I started thinking more deeply about what it really means after someone threw it at me like an insult. It didn’t sit right. And the more I sat with it, the more I realized: I’m actually proud to be a feminist — and to be perceived as one. But also... it’s strange, isn’t it? A word that’s really just about equality, dignity, and choice somehow got twisted into something shameful. Women who claim it get called angry, difficult, or too much. Men who claim it get laughed at or brushed aside. And some women avoid it altogether, not wanting to be lumped in with the “extremes.”

Sometimes feminism looks like anger, not blind rage but clear, old, justified anger at being told for centuries to stay small and polite. But it’s not only anger. It’s also play, wonder, deep breaths, space to be more than one thing at once.

It’s the true feminine too, not the watered-down version that says we should only be soft, sweet, and pretty. The real feminine is wild, fluid, and intuitive; the part that nurtures, protects, creates, and destroys if needed. The part that knows softness and ferocity live side by side.
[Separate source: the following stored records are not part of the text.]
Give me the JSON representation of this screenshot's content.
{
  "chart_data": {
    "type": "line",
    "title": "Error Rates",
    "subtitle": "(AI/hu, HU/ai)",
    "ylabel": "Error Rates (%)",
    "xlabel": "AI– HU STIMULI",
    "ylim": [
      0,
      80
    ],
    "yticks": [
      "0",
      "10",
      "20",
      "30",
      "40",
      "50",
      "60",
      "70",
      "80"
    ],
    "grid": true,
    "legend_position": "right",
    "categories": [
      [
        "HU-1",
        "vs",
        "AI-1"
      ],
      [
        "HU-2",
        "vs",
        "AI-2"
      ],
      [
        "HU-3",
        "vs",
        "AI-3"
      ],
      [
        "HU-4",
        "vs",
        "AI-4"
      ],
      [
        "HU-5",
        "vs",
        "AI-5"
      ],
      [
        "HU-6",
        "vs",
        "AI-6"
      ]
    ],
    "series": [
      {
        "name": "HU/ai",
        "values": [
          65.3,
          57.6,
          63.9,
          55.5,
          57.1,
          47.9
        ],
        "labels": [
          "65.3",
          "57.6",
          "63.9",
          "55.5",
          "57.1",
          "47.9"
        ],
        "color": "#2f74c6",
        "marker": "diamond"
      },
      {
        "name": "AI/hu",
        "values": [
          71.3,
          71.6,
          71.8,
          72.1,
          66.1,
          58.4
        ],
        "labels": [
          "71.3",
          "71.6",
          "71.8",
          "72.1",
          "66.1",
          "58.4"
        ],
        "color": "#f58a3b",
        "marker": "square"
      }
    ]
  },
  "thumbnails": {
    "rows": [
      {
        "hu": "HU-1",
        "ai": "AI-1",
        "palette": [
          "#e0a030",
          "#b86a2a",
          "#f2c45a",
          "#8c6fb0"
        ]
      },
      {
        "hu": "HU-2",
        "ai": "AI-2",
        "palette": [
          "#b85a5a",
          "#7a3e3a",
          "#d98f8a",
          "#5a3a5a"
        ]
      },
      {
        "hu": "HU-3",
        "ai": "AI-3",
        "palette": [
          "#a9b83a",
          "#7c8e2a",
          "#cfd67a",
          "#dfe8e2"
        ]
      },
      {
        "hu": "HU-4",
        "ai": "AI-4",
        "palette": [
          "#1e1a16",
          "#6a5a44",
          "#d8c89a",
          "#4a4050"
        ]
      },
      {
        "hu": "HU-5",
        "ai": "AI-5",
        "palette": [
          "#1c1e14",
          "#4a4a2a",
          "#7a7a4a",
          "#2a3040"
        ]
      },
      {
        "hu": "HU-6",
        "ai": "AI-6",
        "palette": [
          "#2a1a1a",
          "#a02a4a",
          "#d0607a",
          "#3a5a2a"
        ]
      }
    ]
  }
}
Here’s something I don’t think we say enough: being a feminist doesn’t mean rejecting men, or women who want different things. It doesn’t mean you can’t lean on a man, let him hold the door, or let him pay for dinner if he wants to — or if you want him to. It doesn’t mean you can’t cook for him, nurture him, or soften with him. It doesn’t mean he can’t lean on you too, ask you to hold him when he’s tired, or rest in your strength.

It means you choose. Freely. Respect runs both ways. He can hold you, and you can hold him back. He can protect you, and you can stand up for him too. He can pay for you, and you can pay for him. Giving and receiving, different but equal. Nobody smaller. Nobody owned.

True balance isn’t about splitting everything exactly down the middle. It’s not always fifty-fifty. Some days it’s eighty-twenty, sometimes a quiet promise to carry more when the other can’t. It’s not measured by counting who did what, but by the trust underneath it. The energy that says I’ve got you. The current that runs both ways. It’s not about pretending we’re the same, but about knowing that difference doesn’t require dominance. That softness doesn’t make you weak, and strength doesn’t make you cruel. Real equality lives deeper than a checklist. It lives in the space where giving and receiving move freely, no debt, no score.

Feminism, at its best, is a return—a remembering. And yes, it’s also a refusal. A refusal to accept a world where one energy swallows the other.

The healthiest places, in us and between us, are where masculine and feminine meet as equals. Structure holds flow. Flow softens structure. Power becomes balance, not control.

When someone says I’m not a feminist while enjoying the right to work, vote, choose, leave, and speak, that’s basically a middle finger to the people who fought for those rights. Not out of cruelty, usually, but because they bought the lie. They accepted the old trick that feminist means angry, bitter, man-hating, ungrateful, so they shrug it off without asking who that story really serves.

Feminist. One word. Nothing to fear. Something to stand in, proud. A quiet coming home to what we’re here to build, together, different and equal, strong and soft, free to choose.